Hi there, my name is Cameron Conaway. Welcome to 3-Minute Reframe. Today we’re talking about choosing joy.

On October 19, 2025, I sat in a hospital room holding my stillborn daughter, Audrey Jo. While her mother was in emergency surgery, I played the music of Native American flutist R. Carlos Nakai. In that devastating period of time, I looked at Audrey’s little button nose and felt a clarity I can only describe as wisdom being transmitted from her.

I realized I had been living a life of “grit without joy.” I was in a PhD program I didn’t love, chasing a credential for a tick-the-box “stability” that may never happen… all the while my creative spirit withered. I had worked hard to get into that PhD program, and that effort was what compelled me to keep putting forth more and more effort.

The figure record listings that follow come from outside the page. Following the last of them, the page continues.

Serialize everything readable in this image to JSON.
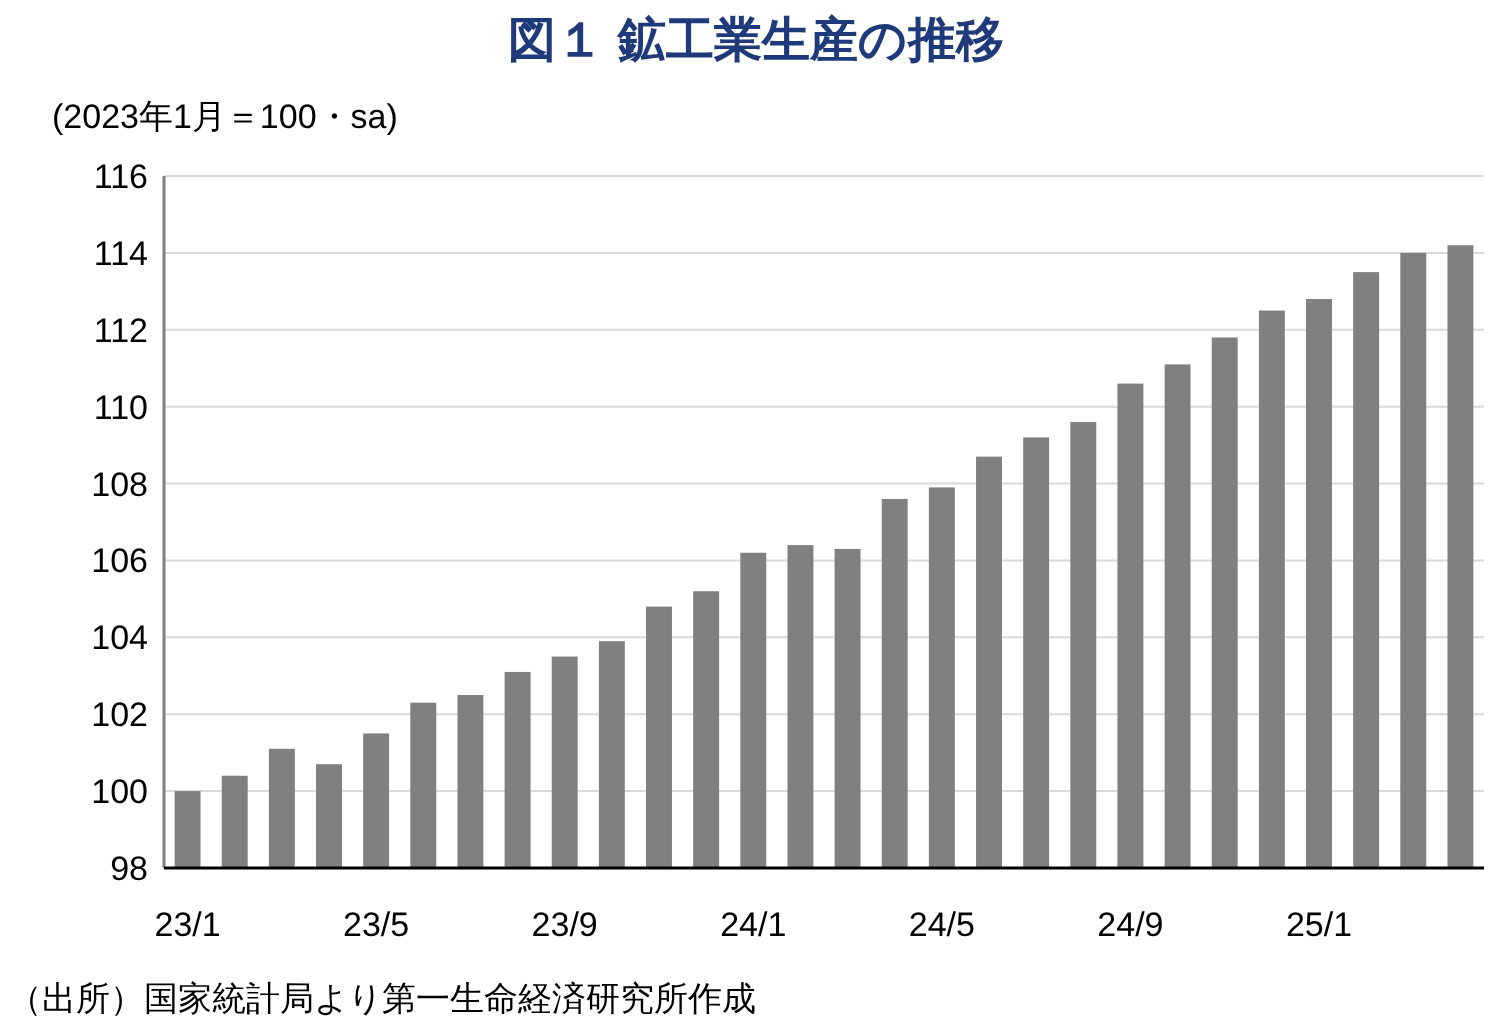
{
  "chart_data": {
    "type": "bar",
    "title": "図１ 鉱工業生産の推移",
    "ylabel": "(2023年1月＝100・sa)",
    "categories": [
      "23/1",
      null,
      null,
      null,
      "23/5",
      null,
      null,
      null,
      "23/9",
      null,
      null,
      null,
      "24/1",
      null,
      null,
      null,
      "24/5",
      null,
      null,
      null,
      "24/9",
      null,
      null,
      null,
      "25/1",
      null,
      null,
      null
    ],
    "values": [
      100.0,
      100.4,
      101.1,
      100.7,
      101.5,
      102.3,
      102.5,
      103.1,
      103.5,
      103.9,
      104.8,
      105.2,
      106.2,
      106.4,
      106.3,
      107.6,
      107.9,
      108.7,
      109.2,
      109.6,
      110.6,
      111.1,
      111.8,
      112.5,
      112.8,
      113.5,
      114.0,
      114.2
    ],
    "color": "#808080",
    "ylim": [
      98,
      116
    ],
    "yticks": [
      98,
      100,
      102,
      104,
      106,
      108,
      110,
      112,
      114,
      116
    ],
    "grid": "y",
    "annotations": [
      "（出所）国家統計局より第一生命経済研究所作成"
    ]
  }
}
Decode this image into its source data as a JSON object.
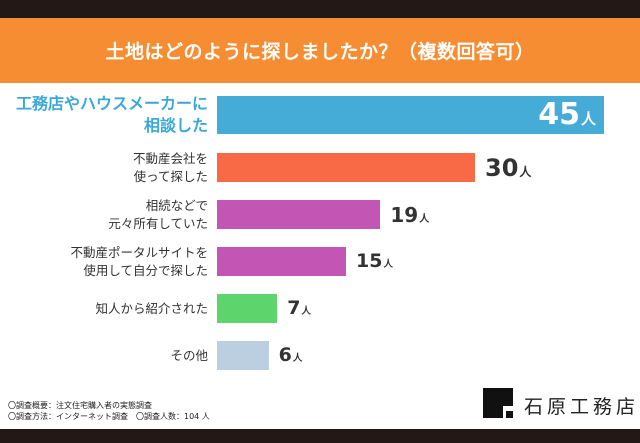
{
  "chart_data": {
    "type": "bar",
    "orientation": "horizontal",
    "title": "土地はどのように探しましたか？（複数回答可）",
    "categories": [
      "工務店やハウスメーカーに\n相談した",
      "不動産会社を\n使って探した",
      "相続などで\n元々所有していた",
      "不動産ポータルサイトを\n使用して自分で探した",
      "知人から紹介された",
      "その他"
    ],
    "values": [
      45,
      30,
      19,
      15,
      7,
      6
    ],
    "unit": "人",
    "colors": [
      "#45acd8",
      "#f76a45",
      "#c355b5",
      "#c355b5",
      "#5dd46c",
      "#bccfe0"
    ],
    "highlight_index": 0,
    "grid": false
  },
  "footer": {
    "line1": "〇調査概要：注文住宅購入者の実態調査",
    "line2": "〇調査方法：インターネット調査　〇調査人数：104 人"
  },
  "brand": {
    "name": "石原工務店"
  }
}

You may find yourself in a similar situation, unable to let go of something almost solely because you’ve been tending to it for so long and you don’t want all of that tending to go to waste. I’m here to say: if that’s the only reason you’re holding on, it might be time either to find another reason or to loosen your grip.

As one day went by, then another, Audrey’s wisdom sang louder and louder within me. I had to drop out—not because it was hard (I tend to love hard things) but because it wasn’t bringing joy and was actually giving me no time for things that did.

Choosing joy is actually harder than choosing grit, because it requires us to dismantle the complex responsibilities we’ve built around our egos. Martha Beck, in her book The Way of Integrity, speaks about this journey of simplification and returning to the self—a topic she recently explored on the Tim Ferriss podcast I link to in the show notes.

So, the reframe: Joy may not be a reward for hard work; it might be the fuel for it.

To put this into practice, I want you to calculate your Joy Yield.

In our professional lives, we are taught to obsess over our “productivity yield,” but if your hard work results in high output and zero joy, you might actually be operating at a loss. You are spending the currency of your life and getting no nourishment in return.

Here is your practice: At the start of each day, commit to a task with a high Joy Yield—perhaps the flow of writing or the gratitude of a collaboration. At the end of the day, hold yourself accountable by writing or thinking: “Today, my Joy Yield was found in…” This isn’t about ignoring the hard stuff; it’s about ensuring the hard stuff feeds your soul.